Note that voting YES on Amendment 2 and then voting NO on Amendment 3 and NO on Proposition C does not cancel your YES vote on Amendment 2.  

It really depends on how you feel the ownership and management of the industry should work in the State of Missouri.

A vote of YES on Amendment 2 is a vote for a diffused industry across all eight congressional districts whereas voting yes on Amendment 3 puts the control and ownership of the industry in Missouri in the hands of Brad Bradshaw and the advisory board he selects.  

A vote of NO on Proposition C simply means that you do not want the laws changing, without voter input, at the discretion of our state lawmakers.

WHAT IF I VOTE YES ON ALL THREE BALLOT MEASURES?

What happens if more than one or all three ballot measures pass?  Things will get very confusing and the State of Missouri will be required to implement the Amendment that has the most “yes” votes.

According to the Missouri Secretary of State’s office, constitutional amendments take precedence over the state law proposition.

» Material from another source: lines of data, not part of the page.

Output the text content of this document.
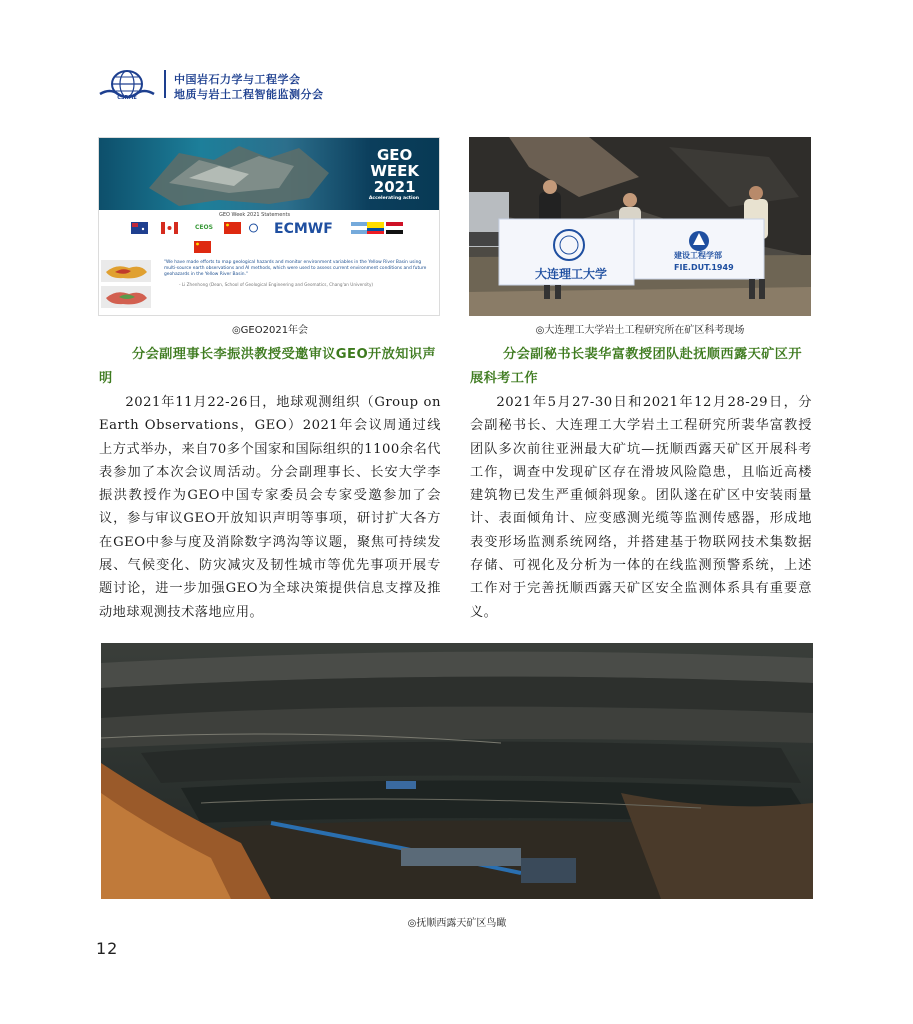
CSRME
中国岩石力学与工程学会
地质与岩土工程智能监测分会
GEO
WEEK
2021
Accelerating action
GEO Week 2021 Statements
CEOS	ECMWF
"We have made efforts to map geological hazards and monitor environment variables in the Yellow River Basin using multi-source earth observations and AI methods, which were used to assess current environment conditions and future geohazards in the Yellow River Basin."
- Li Zhenhong (Dean, School of Geological Engineering and Geomatics, Chang'an University)
◎GEO2021年会
大连理工大学
建设工程学部
FIE.DUT.1949
◎大连理工大学岩土工程研究所在矿区科考现场

分会副理事长李振洪教授受邀审议GEO开放知识声明

2021年11月22-26日，地球观测组织（Group on Earth Observations，GEO）2021年会议周通过线上方式举办，来自70多个国家和国际组织的1100余名代表参加了本次会议周活动。分会副理事长、长安大学李振洪教授作为GEO中国专家委员会专家受邀参加了会议，参与审议GEO开放知识声明等事项，研讨扩大各方在GEO中参与度及消除数字鸿沟等议题，聚焦可持续发展、气候变化、防灾减灾及韧性城市等优先事项开展专题讨论，进一步加强GEO为全球决策提供信息支撑及推动地球观测技术落地应用。

分会副秘书长裴华富教授团队赴抚顺西露天矿区开展科考工作

2021年5月27-30日和2021年12月28-29日，分会副秘书长、大连理工大学岩土工程研究所裴华富教授团队多次前往亚洲最大矿坑—抚顺西露天矿区开展科考工作，调查中发现矿区存在滑坡风险隐患，且临近高楼建筑物已发生严重倾斜现象。团队遂在矿区中安装雨量计、表面倾角计、应变感测光缆等监测传感器，形成地表变形场监测系统网络，并搭建基于物联网技术集数据存储、可视化及分析为一体的在线监测预警系统，上述工作对于完善抚顺西露天矿区安全监测体系具有重要意义。

◎抚顺西露天矿区鸟瞰
12
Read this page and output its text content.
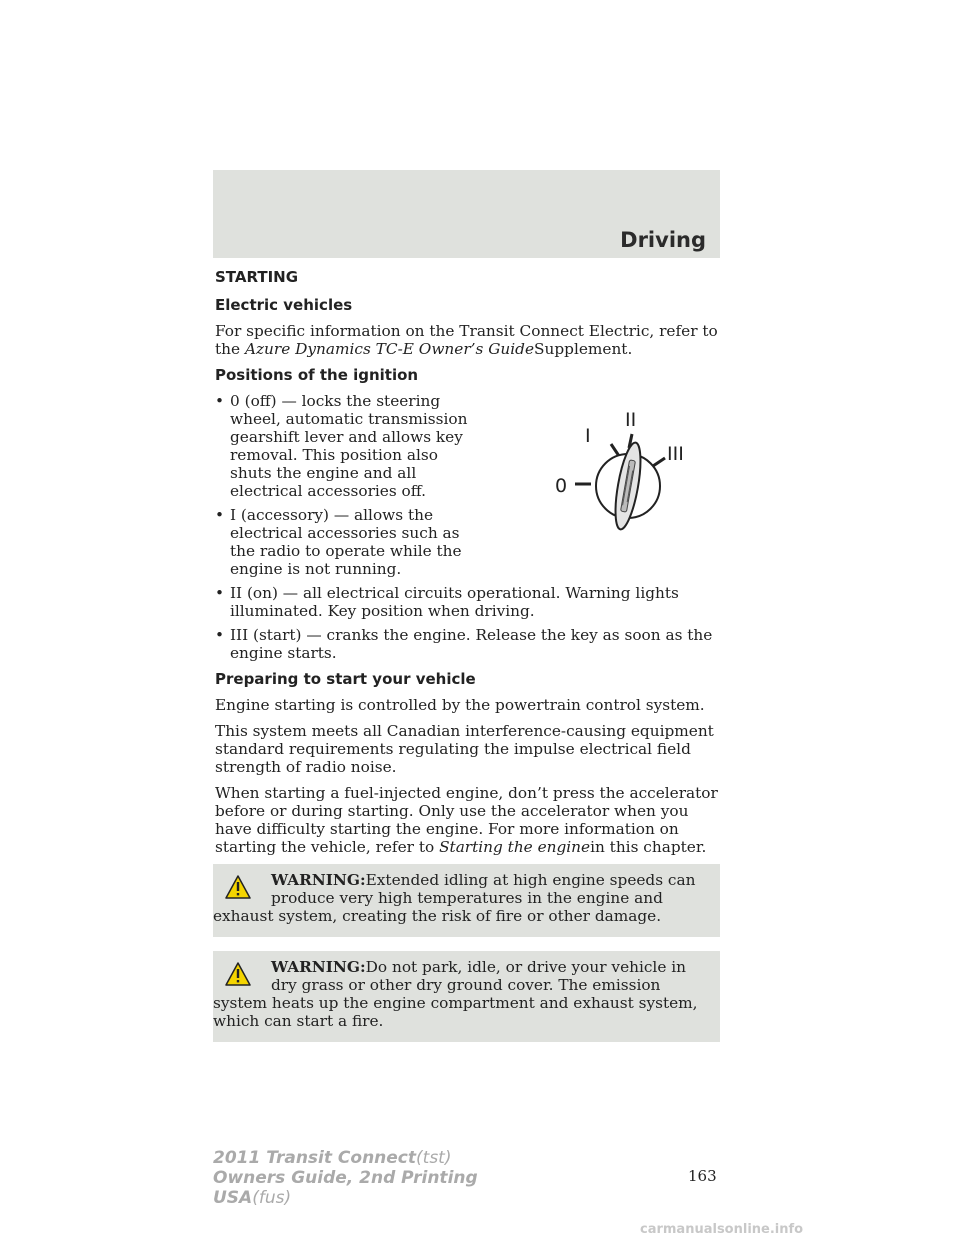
Driving
STARTING
Electric vehicles

For specific information on the Transit Connect Electric, refer to the Azure Dynamics TC-E Owner’s GuideSupplement.

Positions of the ignition
0
I
II
III
• 0 (off) — locks the steering wheel, automatic transmission gearshift lever and allows key removal. This position also shuts the engine and all electrical accessories off.
• I (accessory) — allows the electrical accessories such as the radio to operate while the engine is not running.
• II (on) — all electrical circuits operational. Warning lights illuminated. Key position when driving.
• III (start) — cranks the engine. Release the key as soon as the engine starts.
Preparing to start your vehicle

Engine starting is controlled by the powertrain control system.

This system meets all Canadian interference-causing equipment standard requirements regulating the impulse electrical field strength of radio noise.

When starting a fuel-injected engine, don’t press the accelerator before or during starting. Only use the accelerator when you have difficulty starting the engine. For more information on starting the vehicle, refer to Starting the enginein this chapter.

WARNING:Extended idling at high engine speeds can produce very high temperatures in the engine and exhaust system, creating the risk of fire or other damage.
WARNING:Do not park, idle, or drive your vehicle in dry grass or other dry ground cover. The emission system heats up the engine compartment and exhaust system, which can start a fire.
163
2011 Transit Connect(tst)
Owners Guide, 2nd Printing
USA(fus)
carmanualsonline.info
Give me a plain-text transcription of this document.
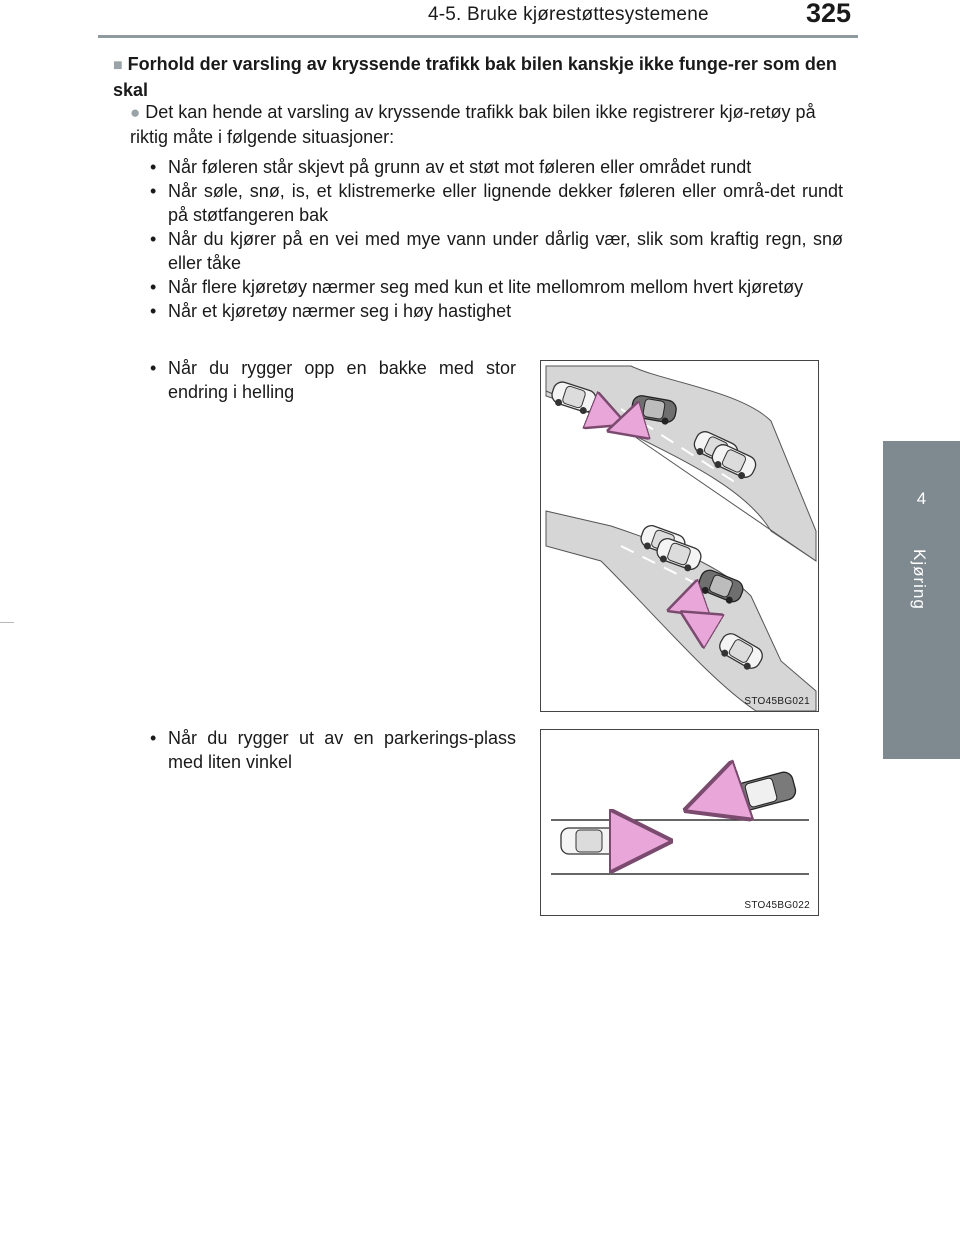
4-5. Bruke kjørestøttesystemene	325
4
Kjøring
■ Forhold der varsling av kryssende trafikk bak bilen kanskje ikke funge-rer som den skal
● Det kan hende at varsling av kryssende trafikk bak bilen ikke registrerer kjø-retøy på riktig måte i følgende situasjoner:
• Når føleren står skjevt på grunn av et støt mot føleren eller området rundt
• Når søle, snø, is, et klistremerke eller lignende dekker føleren eller områ-det rundt på støtfangeren bak
• Når du kjører på en vei med mye vann under dårlig vær, slik som kraftig regn, snø eller tåke
• Når flere kjøretøy nærmer seg med kun et lite mellomrom mellom hvert kjøretøy
• Når et kjøretøy nærmer seg i høy hastighet
• Når du rygger opp en bakke med stor endring i helling
• Når du rygger ut av en parkerings-plass med liten vinkel
STO45BG021
STO45BG022
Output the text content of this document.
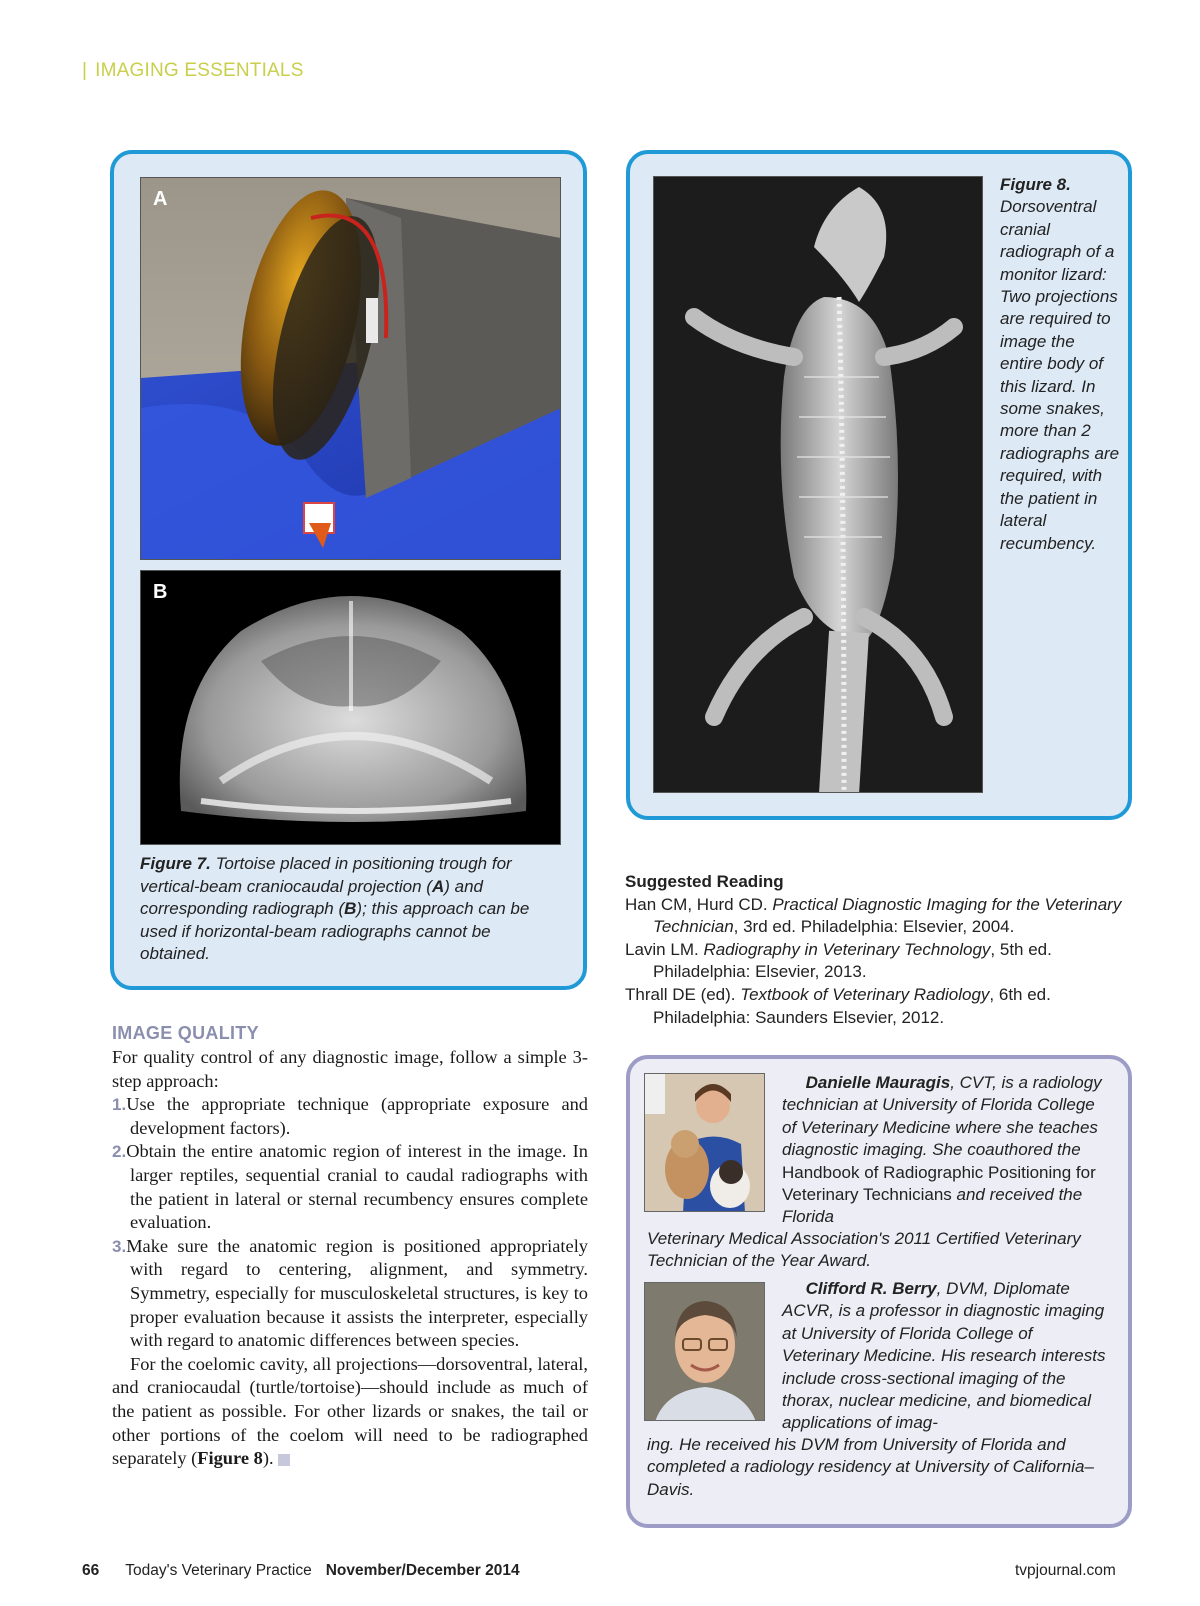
| IMAGING ESSENTIALS
A
B
Figure 7. Tortoise placed in positioning trough for vertical-beam craniocaudal projection (A) and corresponding radiograph (B); this approach can be used if horizontal-beam radiographs cannot be obtained.
Figure 8.
Dorsoventral cranial radiograph of a monitor lizard: Two projections are required to image the entire body of this lizard. In some snakes, more than 2 radiographs are required, with the patient in lateral recumbency.
Suggested Reading
Han CM, Hurd CD. Practical Diagnostic Imaging for the Veterinary Technician, 3rd ed. Philadelphia: Elsevier, 2004.
Lavin LM. Radiography in Veterinary Technology, 5th ed. Philadelphia: Elsevier, 2013.
Thrall DE (ed). Textbook of Veterinary Radiology, 6th ed. Philadelphia: Saunders Elsevier, 2012.
IMAGE QUALITY

For quality control of any diagnostic image, follow a simple 3-step approach:

1.Use the appropriate technique (appropriate exposure and development factors).

2.Obtain the entire anatomic region of interest in the image. In larger reptiles, sequential cranial to caudal radiographs with the patient in lateral or sternal recumbency ensures complete evaluation.

3.Make sure the anatomic region is positioned appropriately with regard to centering, alignment, and symmetry. Symmetry, especially for musculoskeletal structures, is key to proper evaluation because it assists the interpreter, especially with regard to anatomic differences between species.

For the coelomic cavity, all projections—dorsoventral, lateral, and craniocaudal (turtle/tortoise)—should include as much of the patient as possible. For other lizards or snakes, the tail or other portions of the coelom will need to be radiographed separately (Figure 8).

Danielle Mauragis, CVT, is a radiology technician at University of Florida College of Veterinary Medicine where she teaches diagnostic imaging. She coauthored the Handbook of Radiographic Positioning for Veterinary Technicians and received the Florida
Veterinary Medical Association's 2011 Certified Veterinary Technician of the Year Award.
Clifford R. Berry, DVM, Diplomate ACVR, is a professor in diagnostic imaging at University of Florida College of Veterinary Medicine. His research interests include cross-sectional imaging of the thorax, nuclear medicine, and biomedical applications of imag-
ing. He received his DVM from University of Florida and completed a radiology residency at University of California–Davis.
66 Today's Veterinary Practice November/December 2014	tvpjournal.com
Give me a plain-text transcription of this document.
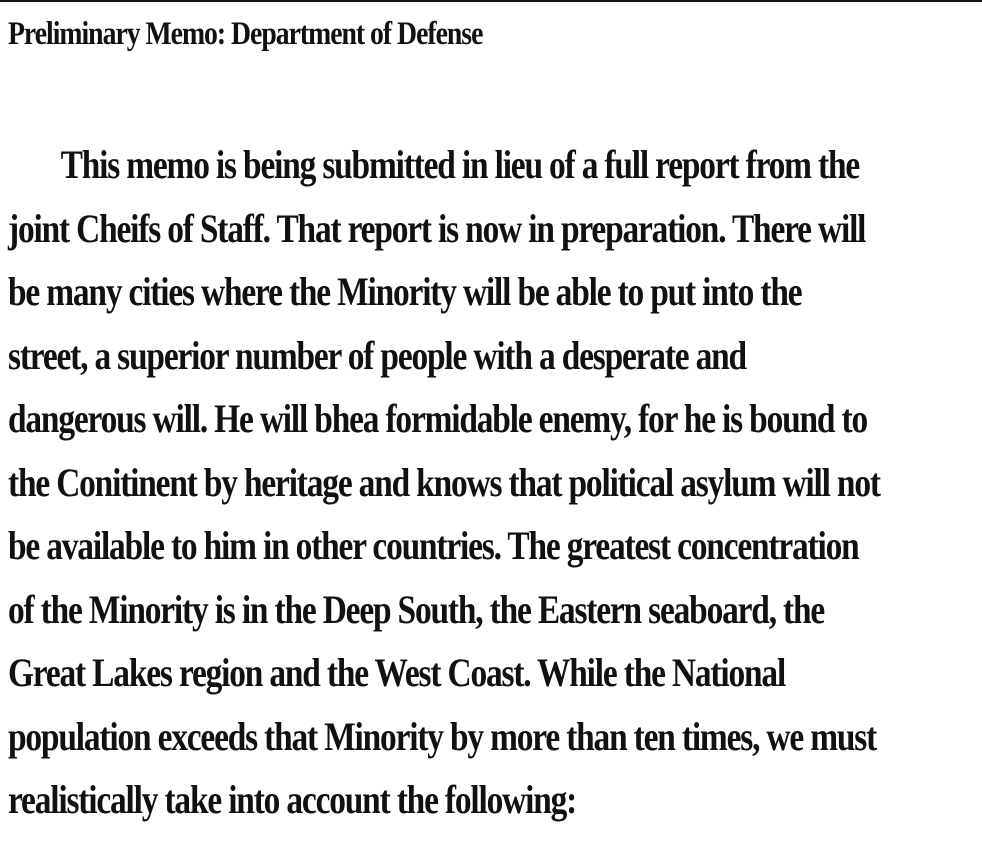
Preliminary Memo: Department of Defense
This memo is being submitted in lieu of a full report from the
joint Cheifs of Staff. That report is now in preparation. There will
be many cities where the Minority will be able to put into the
street, a superior number of people with a desperate and
dangerous will. He will bhea formidable enemy, for he is bound to
the Conitinent by heritage and knows that political asylum will not
be available to him in other countries. The greatest concentration
of the Minority is in the Deep South, the Eastern seaboard, the
Great Lakes region and the West Coast. While the National
population exceeds that Minority by more than ten times, we must
realistically take into account the following:
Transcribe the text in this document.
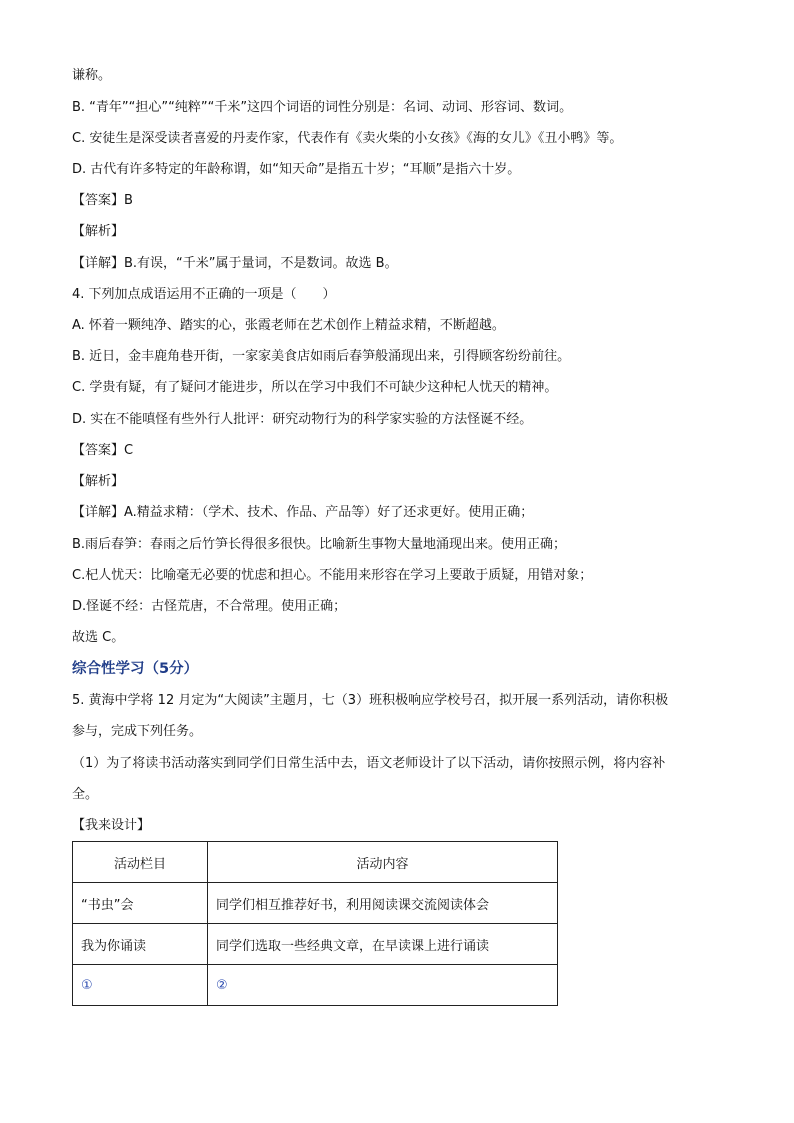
谦称。
B. “青年”“担心”“纯粹”“千米”这四个词语的词性分别是：名词、动词、形容词、数词。
C. 安徒生是深受读者喜爱的丹麦作家，代表作有《卖火柴的小女孩》《海的女儿》《丑小鸭》等。
D. 古代有许多特定的年龄称谓，如“知天命”是指五十岁；“耳顺”是指六十岁。
【答案】B
【解析】
【详解】B.有误，“千米”属于量词，不是数词。故选 B。
4. 下列加点成语运用不正确的一项是（　　）
A. 怀着一颗纯净、踏实的心，张霞老师在艺术创作上精益求精，不断超越。
B. 近日，金丰鹿角巷开街，一家家美食店如雨后春笋般涌现出来，引得顾客纷纷前往。
C. 学贵有疑，有了疑问才能进步，所以在学习中我们不可缺少这种杞人忧天的精神。
D. 实在不能嗔怪有些外行人批评：研究动物行为的科学家实验的方法怪诞不经。
【答案】C
【解析】
【详解】A.精益求精：（学术、技术、作品、产品等）好了还求更好。使用正确；
B.雨后春笋：春雨之后竹笋长得很多很快。比喻新生事物大量地涌现出来。使用正确；
C.杞人忧天：比喻毫无必要的忧虑和担心。不能用来形容在学习上要敢于质疑，用错对象；
D.怪诞不经：古怪荒唐，不合常理。使用正确；
故选 C。
综合性学习（5分）
5. 黄海中学将 12 月定为“大阅读”主题月，七（3）班积极响应学校号召，拟开展一系列活动，请你积极
参与，完成下列任务。
（1）为了将读书活动落实到同学们日常生活中去，语文老师设计了以下活动，请你按照示例，将内容补
全。
【我来设计】
活动栏目	活动内容
“书虫”会	同学们相互推荐好书，利用阅读课交流阅读体会
我为你诵读	同学们选取一些经典文章，在早读课上进行诵读
①	②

If both Amendment 2 and Amendment 3 pass, the Amendment with the most “yes” votes takes effect.

Remember that Amendment 3 is the Brad Bradshaw Amendment and will place control of the industry in his hands and that of the advisory board that he designates.  

We all remember what happens when there is confusion following an election.  From delays and recounts to possible court fights if both Amendments 2 and 3 pass.

“I am not aware of any constitutional provision that would bar use of the initiative to enact a constitutional amendment that imposes one tax in lieu of all others,” said James Layton, attorney at law with Teuth Keeney, who taught law at the MU and served in the Missouri Attorney General’s Office for more than 20 years. “But I don’t know of any instance in which that has been attempted,” Layton said. “There have been taxes imposed through initiative petitions — most notable, perhaps, the conservation sales tax that has been in place since the 1970s. But that was in addition to, not in place of, other sales taxes.”

-Source, The Missourian, “Taxing questions surround medical marijuana proposals.”

So it is very clear that voting yes on all three will cause confusion when the State of Missouri works to implement the new rules and regulations with regard to legalization.  

This is why we are strongly encouraging you to make your decisions before you go to the polls and help all of us “win” by not contributing to the confusion.  

Voting yes on all three may mean much higher taxes (higher than Colorado) it will definitely mean more confusion and more time for the State of Missouri to figure out all of the details.  

We hope this has been helpful to you.  

We encourage you to read the language carefully before you go to the polls and come to your own conclusions regarding the legalization and corresponding management of medicinal marijuana in Missouri.